Tom became thoughtful again. “Dad has his hunting rifles in that locked cabinet in the den. Wish it didn’t have a glass front because he’ll notice if they’re gone, not to mention he’ll hold the team meeting there. The house is probably crawling with Feds. Difficult to get anything out of the house.”
“I can get weapons. I know the code to the security building.” Junior said that matter-of-factly, but he noticed Tom’s eyes go wide.
“Dad never gave that code to any of us. Said we didn’t belong in there.”
“Mine trusts me—and he’s ready to defend Lorena Ranch from the Zombie Apocalypse if necessary.” After this, would Knox Polk, Sr. ever trust his son again? Hard to say. His dad didn’t think the way most men did, which made him good at his security job and prepared for anything.
“Good then. Junior gets the weapons. Connor, can you put together a medical kit in case we need it?”
“We’ll stop at my mother’s clinic on our way out of town. I can get what I need there.”
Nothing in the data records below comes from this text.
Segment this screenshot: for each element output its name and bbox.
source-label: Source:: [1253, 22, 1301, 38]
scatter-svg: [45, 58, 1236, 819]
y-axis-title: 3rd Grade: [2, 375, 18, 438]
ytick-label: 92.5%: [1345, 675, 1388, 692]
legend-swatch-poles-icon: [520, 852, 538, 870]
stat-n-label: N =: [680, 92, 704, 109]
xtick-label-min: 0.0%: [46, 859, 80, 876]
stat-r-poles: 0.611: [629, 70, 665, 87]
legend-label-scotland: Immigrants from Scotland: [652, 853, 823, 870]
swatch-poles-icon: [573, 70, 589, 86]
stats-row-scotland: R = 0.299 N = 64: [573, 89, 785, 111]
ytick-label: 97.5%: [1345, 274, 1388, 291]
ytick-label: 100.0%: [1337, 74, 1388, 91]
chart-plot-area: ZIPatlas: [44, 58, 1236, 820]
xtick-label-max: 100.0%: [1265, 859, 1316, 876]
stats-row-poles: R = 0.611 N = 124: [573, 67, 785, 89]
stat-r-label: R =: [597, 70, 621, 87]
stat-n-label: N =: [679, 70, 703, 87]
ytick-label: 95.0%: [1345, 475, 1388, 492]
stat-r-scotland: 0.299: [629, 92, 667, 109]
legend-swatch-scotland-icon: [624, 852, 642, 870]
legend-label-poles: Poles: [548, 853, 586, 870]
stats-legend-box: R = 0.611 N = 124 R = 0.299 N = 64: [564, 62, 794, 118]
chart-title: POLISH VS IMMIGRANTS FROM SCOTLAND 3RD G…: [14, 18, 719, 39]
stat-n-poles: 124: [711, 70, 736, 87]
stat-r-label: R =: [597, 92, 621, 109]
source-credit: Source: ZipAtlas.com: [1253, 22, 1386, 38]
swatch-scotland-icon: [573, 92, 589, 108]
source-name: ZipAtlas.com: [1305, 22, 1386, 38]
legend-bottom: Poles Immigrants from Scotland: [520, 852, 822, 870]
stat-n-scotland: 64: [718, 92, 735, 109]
“And I do nothing,” Alix grumbled.
“You can provision the boat, make up a hot dish, bake us a cake to take along.”
This time, Alix slapped the back of Tom’s head. “Sometimes, I think you will never understand me! I can cook and kick ass.”
Tom rubbed the stinging spot on his scalp. “Hey, an army travels on its stomach. It’s an important job. If I should die, I hope it’s with a piece of your Bundt cake melting in my mouth—because that is heaven.”
Junior had to credit Tom with quick thinking after his blunder. Alix’s soft, “Oh” signaled an end to the debate. She seemed to absorb the fact that Tom might not survive the rescue of his sister this time even though it had been disguised by a joke. Junior stepped on the gas. The sooner they got to Lorena Ranch, the better.
Their group found the parking area by the house already crowded and spilling over into the open area by the barn. Junior could name the attendees by their vehicles: Dean and Stacy in her car with the safety seats in the back, the twins with the red Prius that belonged to one of them, Teddy’s van with the hand controls and wheelchair lift, the Rev’s black SUV with the gold cross on the back, and two anonymous black sedans. No sign of either of Mack’s SUV or his sports car. Lorena was in far off Australia. Had she gotten word yet? She’d be angry if left out. The rest of the Billodeaux offspring still lived at home, though Trinity would probably head out on his own at the end of the summer.